CLAREMONT — After four months of investigations and divisive disputes between residents and city officials, Police Chief Dexter Atkinson resigned this week, expressing hope that reconciliation would replace the rancor that has gripped the community.
In a settlement announced Tuesday by City Manager Glenn Southard, Atkinson agreed to resign the position he has held since 1986 in return for a severance payment of $60,000.
Atkinson had been on paid administrative leave since Aug. 4, when Southard asked the district attorney to investigate whether the police chief broke the law by letting Claremont contractor John Donald Barber do remodeling work in lieu of serving 120 days in jail for his third drunk-driving conviction.
After Pomona Municipal Court Judge Jack P. Hunt ruled in October that Barber had not violated the terms of his probation by performing work instead of serving time in jail, Deputy Dist. Atty. Lawrence Mason announced that he did not have sufficient evidence to prosecute Atkinson.
Mason's inquiry focused on whether Atkinson had provided false documentation to the court that Barber had satisfied his sentence. However, Atkinson remained the subject of a city investigation into his administrative practices.
"The handling of the Barber case . . . was just one of a number of areas that were under investigation," Southard said, refusing to specify the focus of the inquiry. "It was just basically the management of the department."
Southard said the results of the investigation and the reasons for Atkinson's resignation were confidential, but added, "there's a relationship between the investigation and the settlement agreement."
However, Atkinson said this week that the investigation did not indicate any impropriety in his management of the department and that he resigned to spare his family and the community any continued stress over the matter.
"The controversy had to be put to rest somehow," he said. "Four months is just too long for this to drag on. . . . I've maintained all along that there was no wrongdoing on my part and I feel (the resignation) was in the best interests of all concerned. Obviously, if I had done anything wrong, they would have terminated me, not reached a settlement."
Capt. Doug Allen, who took over as acting police chief when Atkinson was relieved of his duties, will remain in that post until next month, when Southard will choose an acting chief from outside the department.
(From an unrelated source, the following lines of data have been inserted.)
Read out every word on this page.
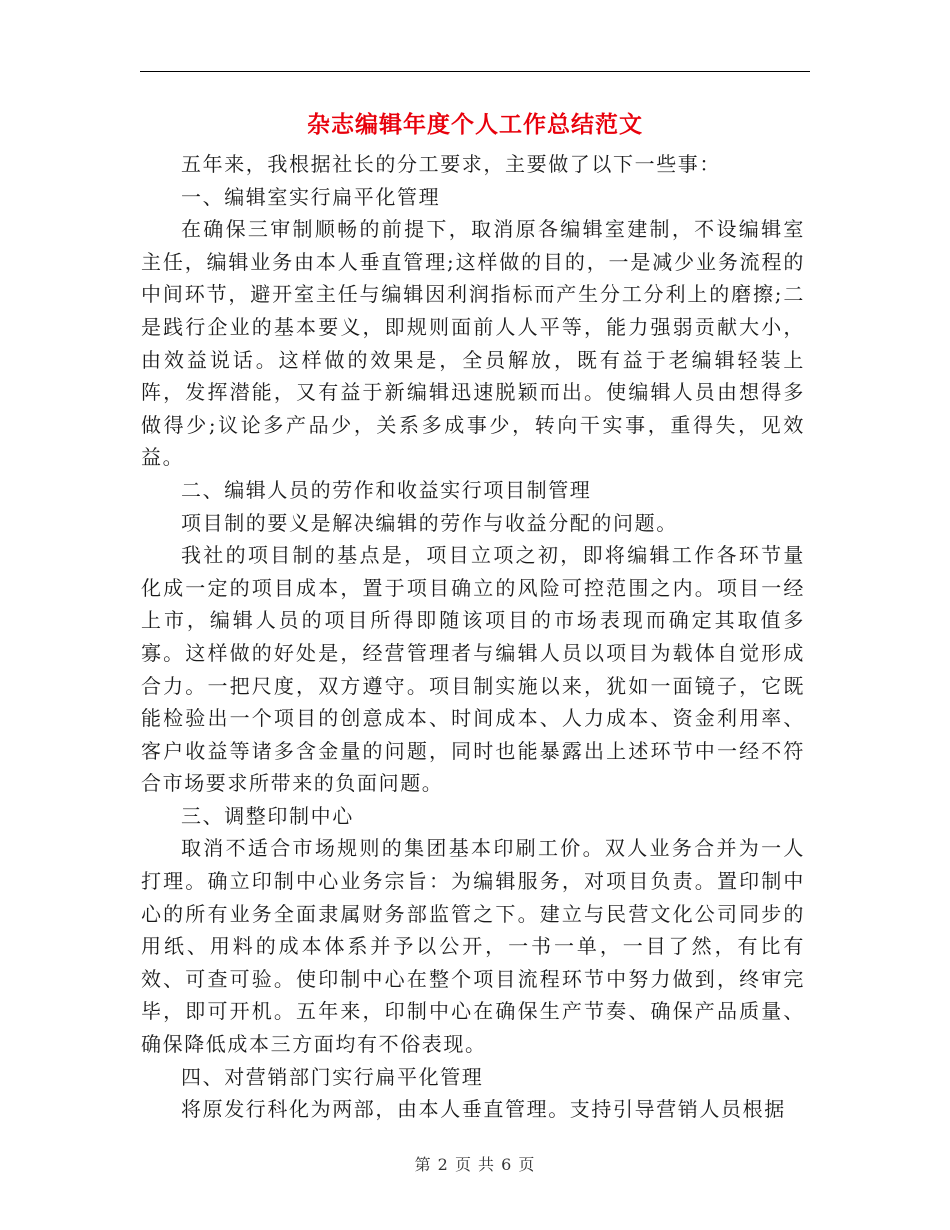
杂志编辑年度个人工作总结范文

五年来，我根据社长的分工要求，主要做了以下一些事：

一、编辑室实行扁平化管理

在确保三审制顺畅的前提下，取消原各编辑室建制，不设编辑室主任，编辑业务由本人垂直管理;这样做的目的，一是减少业务流程的中间环节，避开室主任与编辑因利润指标而产生分工分利上的磨擦;二是践行企业的基本要义，即规则面前人人平等，能力强弱贡献大小，由效益说话。这样做的效果是，全员解放，既有益于老编辑轻装上阵，发挥潜能，又有益于新编辑迅速脱颖而出。使编辑人员由想得多做得少;议论多产品少，关系多成事少，转向干实事，重得失，见效益。

二、编辑人员的劳作和收益实行项目制管理

项目制的要义是解决编辑的劳作与收益分配的问题。

我社的项目制的基点是，项目立项之初，即将编辑工作各环节量化成一定的项目成本，置于项目确立的风险可控范围之内。项目一经上市，编辑人员的项目所得即随该项目的市场表现而确定其取值多寡。这样做的好处是，经营管理者与编辑人员以项目为载体自觉形成合力。一把尺度，双方遵守。项目制实施以来，犹如一面镜子，它既能检验出一个项目的创意成本、时间成本、人力成本、资金利用率、客户收益等诸多含金量的问题，同时也能暴露出上述环节中一经不符合市场要求所带来的负面问题。

三、调整印制中心

取消不适合市场规则的集团基本印刷工价。双人业务合并为一人打理。确立印制中心业务宗旨：为编辑服务，对项目负责。置印制中心的所有业务全面隶属财务部监管之下。建立与民营文化公司同步的用纸、用料的成本体系并予以公开，一书一单，一目了然，有比有效、可查可验。使印制中心在整个项目流程环节中努力做到，终审完毕，即可开机。五年来，印制中心在确保生产节奏、确保产品质量、确保降低成本三方面均有不俗表现。

四、对营销部门实行扁平化管理

将原发行科化为两部，由本人垂直管理。支持引导营销人员根据

第 2 页 共 6 页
Southard said he will soon begin a search for a permanent successor to Atkinson, which may take as long as 6 months.
The resignation brought to an end 4 months of acrimony over the investigation, which some of the police chief's supporters said was a personal vendetta by Southard, who became city manager 2 months before the investigations began.
In recent months, Atkinson's supporters had packed City Council meetings, waving signs reading "Bring Back Dex" and calling for a district attorney's investigation of Southard.
"This issue has put a strain on the entire community and particularly the city manager," Mayor Judy Wright said in an interview, denying that the controversy had been rooted in a personality clash. "There was no power play. The City Council wouldn't tolerate that."
The Rev. George Crites, spokesman for Atkinson's supporters, declined to comment on the chief's resignation except to say that the group planned no further protest or retaliatory action against city officials.
"It's time for healing to take place," Crites said.
Atkinson stressed that he had not asked supporters to protest to the city on his behalf. He said he met with the group Tuesday night to thank members for their support, but also told them to lay the matter to rest.
"There are still some people who are very angry over things," Atkinson said. "They are angry about the way they were treated (by city officials). . . . I indicated to them that the only way we can go on and heal is to let things go. I didn't orchestrate their efforts in any way, so what they do is up to them."
The settlement offer was made to the police chief's attorney last week, Atkinson said. The agreement was approved unanimously by the City Council, Southard said.
Asked whether the investigation had disclosed improprieties by Atkinson, the mayor said, "I don't know that I'd characterize it that way." However, she said the council did not study the investigation's results in detail, preferring to leave that to Southard.
"I think that a lot of the issues that were called into question in the investigation involved Dexter Atkinson's management and administration and those are matters for the (city) manager to judge," Wright said. "We trust his judgment and we accept whatever he has found."
Atkinson refused to discuss the city investigation in detail, saying, "It really serves no purpose to drag up old issues." However, he said his discussions with Southard during the investigation boiled down to differences in administrative style.